Comment 5 Michal Skrivanek 2018-04-19 09:41:06 UTC
can you reproduce with debug logs enabled - just the VM run attempt?

Comment 7 Ryan Barry 2018-08-15 21:25:05 UTC
Deferring due to capacity and a lack of customer tickets so far

Comment 8 Red Hat Bugzilla Rules Engine 2018-08-15 21:25:13 UTC
This bug report has Keywords: Regression or TestBlocker.
Since no regressions or test blockers are allowed between releases, it is also being identified as a blocker for this release. Please resolve ASAP.

Comment 9 Red Hat Bugzilla Rules Engine 2018-08-22 14:20:49 UTC
This bug report has Keywords: Regression or TestBlocker.
Since no regressions or test blockers are allowed between releases, it is also being identified as a blocker for this release. Please resolve ASAP.

Comment 10 Ryan Barry 2019-01-21 13:34:21 UTC
Re-targeting, because these bugs either do not have blocker+, or do not have a patch posted

Comment 13 Michal Skrivanek 2019-03-14 13:22:09 UTC
right, I propose to close it. WDYS?

Comment 14 RHEL Program Management 2019-03-14 13:22:13 UTC
This bug report has Keywords: Regression or TestBlocker.
Since no regressions or test blockers are allowed between releases, it is also being identified as a blocker for this release. Please resolve ASAP.

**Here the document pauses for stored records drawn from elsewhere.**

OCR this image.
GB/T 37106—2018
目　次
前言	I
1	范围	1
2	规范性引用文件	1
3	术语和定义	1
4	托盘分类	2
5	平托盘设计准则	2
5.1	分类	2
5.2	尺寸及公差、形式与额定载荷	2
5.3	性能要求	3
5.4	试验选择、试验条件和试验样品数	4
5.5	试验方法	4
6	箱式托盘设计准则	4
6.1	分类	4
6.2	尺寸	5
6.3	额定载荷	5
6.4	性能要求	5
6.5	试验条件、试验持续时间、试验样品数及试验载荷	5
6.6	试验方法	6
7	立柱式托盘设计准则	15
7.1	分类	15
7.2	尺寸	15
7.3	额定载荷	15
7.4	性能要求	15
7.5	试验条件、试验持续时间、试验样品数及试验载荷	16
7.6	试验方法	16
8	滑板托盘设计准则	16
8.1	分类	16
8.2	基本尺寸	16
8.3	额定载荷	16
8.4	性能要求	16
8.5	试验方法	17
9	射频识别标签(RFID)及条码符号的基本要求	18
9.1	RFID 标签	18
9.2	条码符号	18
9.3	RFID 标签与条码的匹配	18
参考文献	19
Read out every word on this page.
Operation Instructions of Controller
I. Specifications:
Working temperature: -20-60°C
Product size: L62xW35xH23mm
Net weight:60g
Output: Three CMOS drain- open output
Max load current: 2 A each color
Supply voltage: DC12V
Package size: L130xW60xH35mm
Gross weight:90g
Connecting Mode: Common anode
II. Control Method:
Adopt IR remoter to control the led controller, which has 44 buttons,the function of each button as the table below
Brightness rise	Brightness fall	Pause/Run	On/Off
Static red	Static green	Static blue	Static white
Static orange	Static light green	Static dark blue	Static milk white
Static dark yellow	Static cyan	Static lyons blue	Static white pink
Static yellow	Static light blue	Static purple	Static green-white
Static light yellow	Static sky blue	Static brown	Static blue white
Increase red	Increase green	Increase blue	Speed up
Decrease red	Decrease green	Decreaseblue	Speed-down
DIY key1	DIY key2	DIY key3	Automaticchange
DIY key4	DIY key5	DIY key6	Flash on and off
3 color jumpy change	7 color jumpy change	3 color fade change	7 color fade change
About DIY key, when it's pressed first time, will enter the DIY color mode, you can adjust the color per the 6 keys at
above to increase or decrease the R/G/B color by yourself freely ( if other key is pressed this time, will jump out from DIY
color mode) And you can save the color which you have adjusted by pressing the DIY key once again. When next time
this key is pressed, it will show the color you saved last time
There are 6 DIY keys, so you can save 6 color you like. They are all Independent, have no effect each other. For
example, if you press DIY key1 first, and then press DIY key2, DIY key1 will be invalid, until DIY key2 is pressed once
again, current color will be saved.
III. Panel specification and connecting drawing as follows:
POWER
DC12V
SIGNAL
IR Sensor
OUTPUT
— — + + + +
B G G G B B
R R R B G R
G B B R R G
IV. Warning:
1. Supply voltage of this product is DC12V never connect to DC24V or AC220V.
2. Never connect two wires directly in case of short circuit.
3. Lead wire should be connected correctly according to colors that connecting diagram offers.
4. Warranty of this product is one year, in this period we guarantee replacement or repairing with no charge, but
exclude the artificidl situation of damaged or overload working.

Comment 15 Ryan Barry 2019-03-19 10:14:44 UTC
Lukas, still reproducible?

Comment 16 Lucie Leistnerova 2019-03-20 14:40:10 UTC
I've tested cluster upgrade in 4.1.11 -> 4.2.8 -> 4.3.2 with paused VM and it always ran again without any problem. So this BZ can be closed and reopen, when the problem appears again.